A Request of My Friends

"May I make a request of my friends? Would you put some of my words into songs?" 

      What do you think this request by Hafiz means? To remember me when I'm gone? To think of me when you feel joyous and want to sing? To know my poetry in a more soulful way?
       It's sometimes difficult to find friends on your wavelength or even friends who would care enough to honor a request, whatever it might be. In Ancient Greek, the same word was used for friend and lover. And yet to find a true friend may be even more rare. The book that really exemplified this correlation for me was The Four Loves by C.S. Lewis in which he said friendship was the most unnatural love and thus the hardest to come across in a true form.
       The four loves were:
  • Storge (affection)  is fondness through familiarity between people who have otherwise found themselves together by chance. (I think of a co-worker.) 
  • Eros (romance) is the sense of 'being in love' or 'loving' someone. (I think of a significant other.) 
  • Agape (unconditional love) is love that brings forth caring regardless of the circumstance. (I think of a parent and a child.) 
  • Philia (friendship) is the love between friends, a deeply appreciative love. 
      There are a few things I wish to share from the book:
    “In friendship we think we have chosen our peers. In reality a few years' difference in the dates of our births, a few more miles between certain houses, the choice of one university instead of another...the accident of a topic being raised or not raised at a first meeting - any of these chances might have kept us apart..."  
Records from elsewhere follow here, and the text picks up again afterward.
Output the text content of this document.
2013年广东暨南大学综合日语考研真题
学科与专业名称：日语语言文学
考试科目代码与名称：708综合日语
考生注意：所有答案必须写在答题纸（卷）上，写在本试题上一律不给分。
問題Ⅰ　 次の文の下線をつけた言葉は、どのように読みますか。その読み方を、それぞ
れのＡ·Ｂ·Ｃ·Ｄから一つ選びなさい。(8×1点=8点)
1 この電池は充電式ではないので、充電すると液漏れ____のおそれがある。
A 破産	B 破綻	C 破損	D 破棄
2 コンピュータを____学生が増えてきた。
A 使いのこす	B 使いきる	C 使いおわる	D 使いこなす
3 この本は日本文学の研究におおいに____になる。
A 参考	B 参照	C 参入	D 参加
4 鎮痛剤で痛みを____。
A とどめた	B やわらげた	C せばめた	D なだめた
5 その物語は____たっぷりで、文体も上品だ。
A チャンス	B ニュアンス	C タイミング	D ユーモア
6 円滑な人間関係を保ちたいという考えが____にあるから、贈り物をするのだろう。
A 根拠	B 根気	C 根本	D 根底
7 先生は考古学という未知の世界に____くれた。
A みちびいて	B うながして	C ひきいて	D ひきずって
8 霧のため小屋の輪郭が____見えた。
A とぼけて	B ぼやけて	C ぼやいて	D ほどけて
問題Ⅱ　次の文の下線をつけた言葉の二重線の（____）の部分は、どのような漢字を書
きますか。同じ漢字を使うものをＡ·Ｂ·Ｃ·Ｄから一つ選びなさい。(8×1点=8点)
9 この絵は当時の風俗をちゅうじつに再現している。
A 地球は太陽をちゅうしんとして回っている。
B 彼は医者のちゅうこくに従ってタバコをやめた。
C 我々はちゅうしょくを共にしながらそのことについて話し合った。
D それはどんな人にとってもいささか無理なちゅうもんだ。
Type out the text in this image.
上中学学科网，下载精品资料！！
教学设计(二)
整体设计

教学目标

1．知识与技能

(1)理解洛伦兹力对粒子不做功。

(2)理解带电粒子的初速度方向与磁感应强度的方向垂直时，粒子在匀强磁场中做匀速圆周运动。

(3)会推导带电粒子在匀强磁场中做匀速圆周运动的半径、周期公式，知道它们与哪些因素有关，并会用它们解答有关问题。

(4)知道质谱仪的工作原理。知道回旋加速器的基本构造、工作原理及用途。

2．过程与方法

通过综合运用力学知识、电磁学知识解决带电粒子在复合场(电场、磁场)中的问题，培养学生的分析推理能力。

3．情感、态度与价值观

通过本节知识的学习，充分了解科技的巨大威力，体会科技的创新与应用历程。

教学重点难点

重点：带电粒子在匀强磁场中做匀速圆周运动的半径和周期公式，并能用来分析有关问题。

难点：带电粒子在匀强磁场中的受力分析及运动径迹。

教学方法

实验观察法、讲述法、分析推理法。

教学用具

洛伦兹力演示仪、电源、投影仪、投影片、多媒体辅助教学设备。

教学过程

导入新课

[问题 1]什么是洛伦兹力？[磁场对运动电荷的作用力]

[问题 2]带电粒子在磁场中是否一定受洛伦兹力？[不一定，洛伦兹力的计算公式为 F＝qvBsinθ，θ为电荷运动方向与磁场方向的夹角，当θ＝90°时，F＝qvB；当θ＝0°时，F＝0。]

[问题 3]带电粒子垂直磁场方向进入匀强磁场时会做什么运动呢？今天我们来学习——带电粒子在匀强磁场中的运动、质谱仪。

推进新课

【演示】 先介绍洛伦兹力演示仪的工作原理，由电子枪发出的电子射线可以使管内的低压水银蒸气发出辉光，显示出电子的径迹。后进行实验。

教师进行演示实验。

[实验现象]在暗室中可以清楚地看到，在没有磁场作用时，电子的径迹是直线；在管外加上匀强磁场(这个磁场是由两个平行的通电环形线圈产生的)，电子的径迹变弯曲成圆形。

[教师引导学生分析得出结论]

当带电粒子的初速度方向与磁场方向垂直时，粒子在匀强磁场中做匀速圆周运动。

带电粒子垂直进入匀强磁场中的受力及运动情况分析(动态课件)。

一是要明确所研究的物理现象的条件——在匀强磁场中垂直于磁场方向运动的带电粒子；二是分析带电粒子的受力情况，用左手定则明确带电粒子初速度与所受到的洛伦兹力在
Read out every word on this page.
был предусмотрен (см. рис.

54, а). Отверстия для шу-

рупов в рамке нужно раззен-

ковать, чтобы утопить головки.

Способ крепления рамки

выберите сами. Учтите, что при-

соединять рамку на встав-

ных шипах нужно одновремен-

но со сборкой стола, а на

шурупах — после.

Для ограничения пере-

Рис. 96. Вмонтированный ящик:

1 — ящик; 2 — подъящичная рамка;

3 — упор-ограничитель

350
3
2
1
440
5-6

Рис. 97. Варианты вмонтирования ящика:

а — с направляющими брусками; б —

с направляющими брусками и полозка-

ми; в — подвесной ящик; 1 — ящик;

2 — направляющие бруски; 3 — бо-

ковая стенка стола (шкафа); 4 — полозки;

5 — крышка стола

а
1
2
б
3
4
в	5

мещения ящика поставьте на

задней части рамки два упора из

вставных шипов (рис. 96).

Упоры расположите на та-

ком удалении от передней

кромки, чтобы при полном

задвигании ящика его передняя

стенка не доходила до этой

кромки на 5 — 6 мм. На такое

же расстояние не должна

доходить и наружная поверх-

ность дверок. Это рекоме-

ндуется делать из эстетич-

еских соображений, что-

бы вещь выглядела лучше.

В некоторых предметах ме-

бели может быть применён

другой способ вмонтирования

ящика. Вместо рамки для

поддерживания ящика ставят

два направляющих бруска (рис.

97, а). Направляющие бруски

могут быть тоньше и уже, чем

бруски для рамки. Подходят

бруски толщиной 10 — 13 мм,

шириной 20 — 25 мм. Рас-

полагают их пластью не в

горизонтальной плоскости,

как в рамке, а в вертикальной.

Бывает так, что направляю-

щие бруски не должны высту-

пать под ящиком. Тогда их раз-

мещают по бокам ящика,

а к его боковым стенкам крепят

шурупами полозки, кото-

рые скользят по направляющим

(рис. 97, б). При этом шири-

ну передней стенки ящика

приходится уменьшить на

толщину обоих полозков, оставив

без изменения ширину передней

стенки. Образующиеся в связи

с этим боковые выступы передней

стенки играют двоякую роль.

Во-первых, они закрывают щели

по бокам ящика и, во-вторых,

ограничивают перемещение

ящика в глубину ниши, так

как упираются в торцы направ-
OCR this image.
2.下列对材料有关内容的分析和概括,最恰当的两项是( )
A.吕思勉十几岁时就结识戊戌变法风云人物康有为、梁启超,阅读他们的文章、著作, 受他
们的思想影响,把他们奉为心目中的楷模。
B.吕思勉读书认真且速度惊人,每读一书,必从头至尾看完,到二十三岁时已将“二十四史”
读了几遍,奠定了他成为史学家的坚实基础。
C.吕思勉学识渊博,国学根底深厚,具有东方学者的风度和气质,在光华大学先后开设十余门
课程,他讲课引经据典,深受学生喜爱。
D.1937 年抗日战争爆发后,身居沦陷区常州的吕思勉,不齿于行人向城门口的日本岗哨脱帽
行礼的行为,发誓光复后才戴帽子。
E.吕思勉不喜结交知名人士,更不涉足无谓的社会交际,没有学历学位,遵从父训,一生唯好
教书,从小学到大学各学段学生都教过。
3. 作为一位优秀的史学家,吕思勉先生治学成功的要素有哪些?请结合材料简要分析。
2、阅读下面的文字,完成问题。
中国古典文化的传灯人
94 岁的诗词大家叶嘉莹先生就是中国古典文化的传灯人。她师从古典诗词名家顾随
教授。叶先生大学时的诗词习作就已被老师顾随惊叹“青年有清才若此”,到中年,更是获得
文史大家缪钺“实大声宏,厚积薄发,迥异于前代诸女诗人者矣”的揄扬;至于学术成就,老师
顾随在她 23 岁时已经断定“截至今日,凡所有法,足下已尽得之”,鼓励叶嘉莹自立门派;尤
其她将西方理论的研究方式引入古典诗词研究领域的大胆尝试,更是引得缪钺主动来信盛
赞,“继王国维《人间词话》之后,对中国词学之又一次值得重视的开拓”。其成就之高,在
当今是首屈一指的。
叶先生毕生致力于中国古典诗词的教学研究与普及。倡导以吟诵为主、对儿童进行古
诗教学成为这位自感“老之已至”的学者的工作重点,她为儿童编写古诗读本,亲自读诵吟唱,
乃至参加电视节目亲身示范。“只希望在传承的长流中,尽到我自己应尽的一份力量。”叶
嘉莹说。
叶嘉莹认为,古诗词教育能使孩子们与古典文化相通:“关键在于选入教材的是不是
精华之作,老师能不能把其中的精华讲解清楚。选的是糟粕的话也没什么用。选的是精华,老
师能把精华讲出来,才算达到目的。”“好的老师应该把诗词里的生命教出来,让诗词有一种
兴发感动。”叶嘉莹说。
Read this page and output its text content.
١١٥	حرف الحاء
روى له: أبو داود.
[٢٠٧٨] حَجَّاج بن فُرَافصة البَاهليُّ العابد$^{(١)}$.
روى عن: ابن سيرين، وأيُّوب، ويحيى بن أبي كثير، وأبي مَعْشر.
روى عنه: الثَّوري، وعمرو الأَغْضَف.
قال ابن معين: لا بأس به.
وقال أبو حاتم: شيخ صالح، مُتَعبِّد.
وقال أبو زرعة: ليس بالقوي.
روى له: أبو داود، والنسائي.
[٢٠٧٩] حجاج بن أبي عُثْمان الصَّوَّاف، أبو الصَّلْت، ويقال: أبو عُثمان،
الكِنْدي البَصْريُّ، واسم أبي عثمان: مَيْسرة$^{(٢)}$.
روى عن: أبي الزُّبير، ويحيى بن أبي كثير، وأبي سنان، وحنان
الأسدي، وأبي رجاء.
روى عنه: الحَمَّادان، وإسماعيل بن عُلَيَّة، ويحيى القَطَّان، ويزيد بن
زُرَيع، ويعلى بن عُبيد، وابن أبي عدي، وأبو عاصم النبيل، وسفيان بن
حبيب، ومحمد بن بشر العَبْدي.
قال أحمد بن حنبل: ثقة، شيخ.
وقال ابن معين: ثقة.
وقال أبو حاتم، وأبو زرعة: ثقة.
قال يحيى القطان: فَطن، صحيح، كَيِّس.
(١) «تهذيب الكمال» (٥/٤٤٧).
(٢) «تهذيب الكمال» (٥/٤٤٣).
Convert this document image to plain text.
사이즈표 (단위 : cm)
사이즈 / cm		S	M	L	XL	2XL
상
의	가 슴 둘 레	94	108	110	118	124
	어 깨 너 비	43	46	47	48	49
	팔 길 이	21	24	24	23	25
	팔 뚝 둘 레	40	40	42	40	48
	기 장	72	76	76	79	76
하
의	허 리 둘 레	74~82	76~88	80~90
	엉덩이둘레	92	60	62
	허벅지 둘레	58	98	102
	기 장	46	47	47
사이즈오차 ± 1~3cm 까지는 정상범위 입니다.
     If you meet a true friend, it's definitely serendipity. I've always been a huge fan of Jonathan Larson's musical RENT, in which the dedication simply reads: for my friends. In fact, the people present at the Life Support meeting in the show (they introduce themselves), carry the names of Larson's friends who died of AIDS. Even one of his lyrics speaks to the good fortune of chance that allows you to meet dear friends: "Why did Mimi knock on Roger's door/And Collins choose that phone booth/Back where Angel set up his drums?
       Friendship can be about the music, the second glance, the magic of sharing in something, "but
friendship must be about something, even if it is only an enthusiasm for dominoes or white mice" (Lewis). And maybe that's both the first and final test, if your friend or lover (of if you're lucky, both) can sit back and talk about white mice knocking down dominoes, and your happiness stems from just being sure of their presence, congrats.